Prague’s oldest bridge, and one of its most iconic structures, is Charles Bridge, which connects Old Town with Malá Strana. Dating to 1357, it was originally called the Stone Bridge, or Prague Bridge, before being named Charles Bridge in 1870, after its founder King Charles IV.
One of the city’s most popular and recognisable sites, Charles Bridge is adorned with 30 stone statues of saints and personages, added between 1683 and 1928; however, these are all replicas today. The originals are housed in the Lapidarium museum in Holešovice. The most famous statue on the bridge is that of St. John of Nepomuk (1345 – 1393), and rubbing his foot is rumored to bring good luck. There’s an earlier legend, though, that says to find the spot where St. John was thrown from the bridge, marked by a small brass cross, and make a wish.
The sandstone bridge replaced the former Judith Bridge, which had been badly damaged by floods in 1342, and served as an important connection for trade between the east and west. It was completed by Petr Parlér, who also designed St. Vitus Cathedral, in 1402. The bridge was open to cars through 1965.

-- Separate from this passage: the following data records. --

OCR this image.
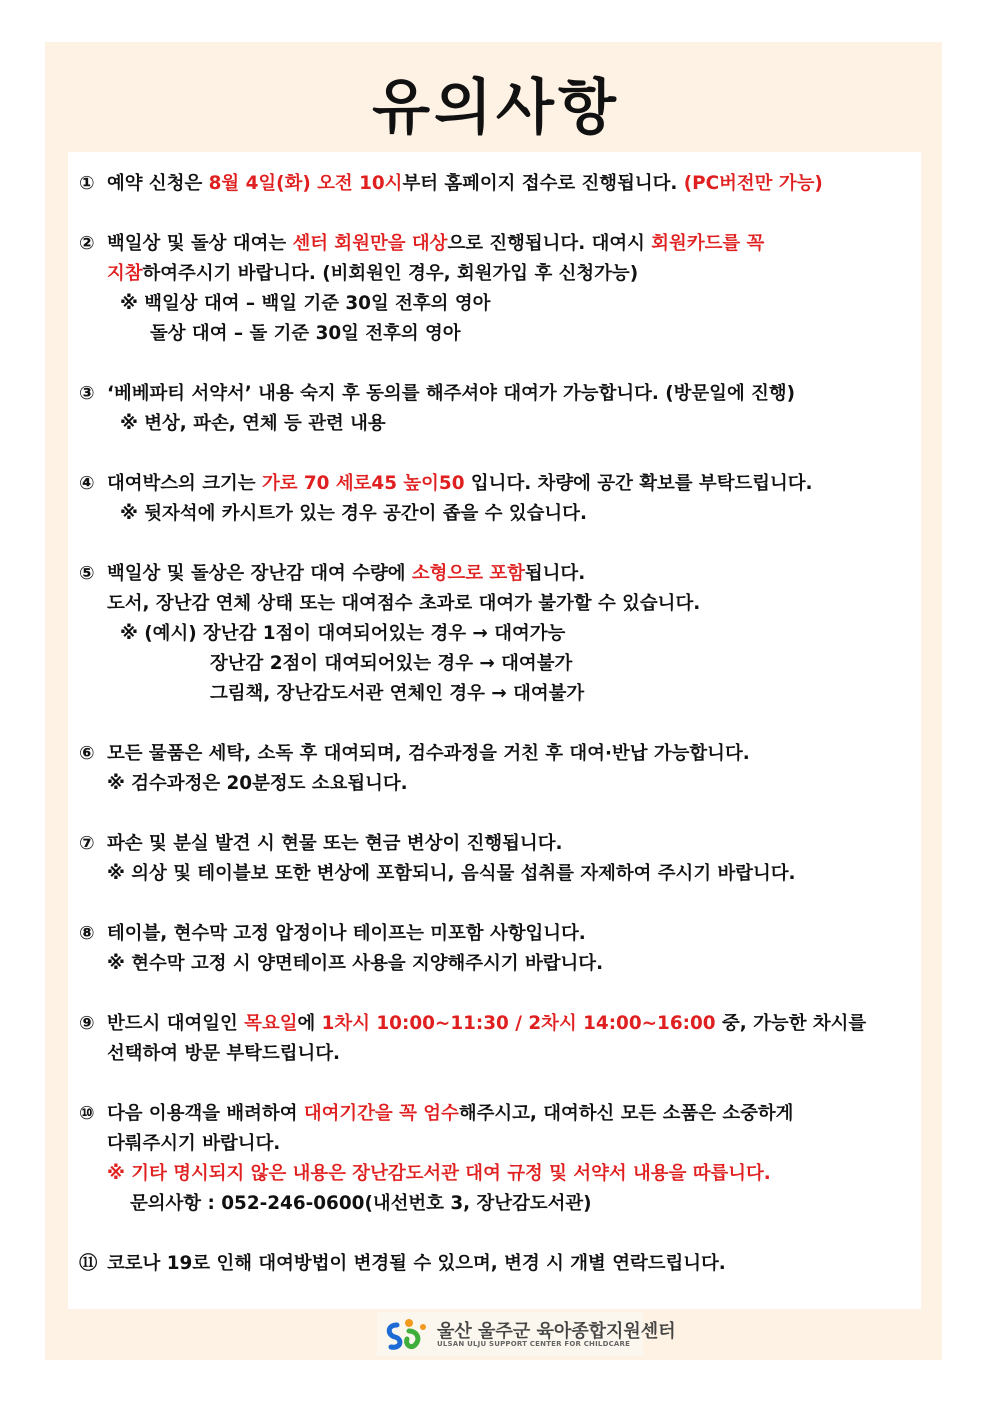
유의사항
① 예약 신청은 8월 4일(화) 오전 10시부터 홈페이지 접수로 진행됩니다. (PC버전만 가능)
② 백일상 및 돌상 대여는 센터 회원만을 대상으로 진행됩니다. 대여시 회원카드를 꼭
지참하여주시기 바랍니다. (비회원인 경우, 회원가입 후 신청가능)
※ 백일상 대여 – 백일 기준 30일 전후의 영아
돌상 대여 – 돌 기준 30일 전후의 영아
③ ‘베베파티 서약서’ 내용 숙지 후 동의를 해주셔야 대여가 가능합니다. (방문일에 진행)
※ 변상, 파손, 연체 등 관련 내용
④ 대여박스의 크기는 가로 70 세로45 높이50 입니다. 차량에 공간 확보를 부탁드립니다.
※ 뒷자석에 카시트가 있는 경우 공간이 좁을 수 있습니다.
⑤ 백일상 및 돌상은 장난감 대여 수량에 소형으로 포함됩니다.
도서, 장난감 연체 상태 또는 대여점수 초과로 대여가 불가할 수 있습니다.
※ (예시) 장난감 1점이 대여되어있는 경우 → 대여가능
장난감 2점이 대여되어있는 경우 → 대여불가
그림책, 장난감도서관 연체인 경우 → 대여불가
⑥ 모든 물품은 세탁, 소독 후 대여되며, 검수과정을 거친 후 대여·반납 가능합니다.
※ 검수과정은 20분정도 소요됩니다.
⑦ 파손 및 분실 발견 시 현물 또는 현금 변상이 진행됩니다.
※ 의상 및 테이블보 또한 변상에 포함되니, 음식물 섭취를 자제하여 주시기 바랍니다.
⑧ 테이블, 현수막 고정 압정이나 테이프는 미포함 사항입니다.
※ 현수막 고정 시 양면테이프 사용을 지양해주시기 바랍니다.
⑨ 반드시 대여일인 목요일에 1차시 10:00~11:30 / 2차시 14:00~16:00 중, 가능한 차시를
선택하여 방문 부탁드립니다.
⑩ 다음 이용객을 배려하여 대여기간을 꼭 엄수해주시고, 대여하신 모든 소품은 소중하게
다뤄주시기 바랍니다.
※ 기타 명시되지 않은 내용은 장난감도서관 대여 규정 및 서약서 내용을 따릅니다.
문의사항 : 052-246-0600(내선번호 3, 장난감도서관)
⑪ 코로나 19로 인해 대여방법이 변경될 수 있으며, 변경 시 개별 연락드립니다.
울산 울주군 육아종합지원센터
ULSAN ULJU SUPPORT CENTER FOR CHILDCARE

Each end of the 515-meter-long span is fortified by the Malá Strana Bridge Towers and the Old Town Bridge Tower, respectively. The smaller of the Malá Strana towers is a relic of Judith Bridge dating to the 12th century and was used as a jail for more than 200 years. The other was built in High Gothic style, drawing upon Parlé?’s Old Town Bridge Tower. Both are accessible to the public and afford great views.
On the Old Town side, the Bridge Tower is one of Europe’s most striking examples of High Gothic architecture. Completed in 1380, its exterior is richly adorned with sculptures, statues and coats of arms.